ARL13B promotes cell cycle through the sonic hedgehog signaling pathway to alleviate nerve damage during cerebral ischemia/reperfusion in rats.

Cerebral ischemia/reperfusion (CIRI) is a leading cause of death worldwide. A small GTPase known as ADP-ribosylation factor-like protein 13B (ARL13B) is essential in several illnesses. The role of ARL13B in CIRI remains unknown, though. A middle cerebral artery occlusion/reperfusion (MCAO/R) in rats as well as an oxygen-glucose deprivation/reoxygenation (OGD/R) models in PC12 cells were constructed. The neuroprotective effects of ARL13B against MCAO/R were evaluated using neurological scores, TTC staining, rotarod testing, H&E staining, and Nissl staining. To detect the expression of proteins associated with the SHH pathway and apoptosis, western blotting and immunofluorescence were employed. Apoptosis was detected using TUNEL assays and flow cytometry. There was increased expression of ARL13B in cerebral ischemia/reperfusion models. However, ARL13B knockdown aggravated CIRI nerve injury by inhibiting the sonic hedgehog (SHH) pathway.

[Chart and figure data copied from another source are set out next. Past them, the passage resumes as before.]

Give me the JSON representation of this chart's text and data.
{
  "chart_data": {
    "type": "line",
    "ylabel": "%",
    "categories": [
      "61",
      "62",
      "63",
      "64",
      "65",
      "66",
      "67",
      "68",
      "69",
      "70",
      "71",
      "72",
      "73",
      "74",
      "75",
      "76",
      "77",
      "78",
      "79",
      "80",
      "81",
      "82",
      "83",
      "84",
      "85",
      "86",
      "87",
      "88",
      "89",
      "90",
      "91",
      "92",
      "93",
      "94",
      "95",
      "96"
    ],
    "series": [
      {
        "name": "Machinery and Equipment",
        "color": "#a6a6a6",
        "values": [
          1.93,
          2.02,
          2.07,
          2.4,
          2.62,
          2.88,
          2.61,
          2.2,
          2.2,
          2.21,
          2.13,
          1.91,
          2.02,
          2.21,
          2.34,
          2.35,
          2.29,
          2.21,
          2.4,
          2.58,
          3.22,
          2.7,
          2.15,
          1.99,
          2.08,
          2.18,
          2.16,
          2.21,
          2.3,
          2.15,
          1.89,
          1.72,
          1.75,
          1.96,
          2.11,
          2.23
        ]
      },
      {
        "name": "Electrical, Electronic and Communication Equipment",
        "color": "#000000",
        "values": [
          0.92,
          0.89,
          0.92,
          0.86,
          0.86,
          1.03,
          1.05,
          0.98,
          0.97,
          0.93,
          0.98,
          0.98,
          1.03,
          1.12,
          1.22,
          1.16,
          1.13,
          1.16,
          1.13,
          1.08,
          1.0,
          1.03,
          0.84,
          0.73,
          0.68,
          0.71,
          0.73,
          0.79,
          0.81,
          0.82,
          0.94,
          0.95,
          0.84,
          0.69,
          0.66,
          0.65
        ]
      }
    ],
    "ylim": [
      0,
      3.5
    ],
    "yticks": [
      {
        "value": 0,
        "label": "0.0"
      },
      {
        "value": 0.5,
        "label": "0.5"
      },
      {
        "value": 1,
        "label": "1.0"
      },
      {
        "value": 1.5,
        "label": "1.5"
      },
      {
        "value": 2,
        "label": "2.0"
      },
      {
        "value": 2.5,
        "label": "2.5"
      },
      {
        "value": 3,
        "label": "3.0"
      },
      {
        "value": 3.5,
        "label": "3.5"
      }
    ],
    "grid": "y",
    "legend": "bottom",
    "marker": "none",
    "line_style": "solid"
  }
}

In addition, the use of SHH pathway agonist (SAG) can increased ARL13B expression, reverse the effects of ARL13B knockdown exacerbating CIRI nerve injury. ARL13B alleviated cerebral infarction and pathological injury and played a protective role against MCAO/R. Furthermore, ARL13B significantly increased the expression of SHH pathway-related proteins and the anti-apoptotic protein BCL-2, while decreased the expression of pro-apoptotic protein BAX, thus reducing apoptosis. The results from the OGD/R model in PC12 cells were consistent with those obtained in vivo. Surprisingly, we demonstrated that ARL13B regulates the cell cycle to protect against CIRI nerve injury. Our findings indicate that ARL13B protects against CIRI by reducing apoptosis through SHH-dependent pathway activation, and suggest that ARL13B plays a crucial role in CIRI pathogenesis.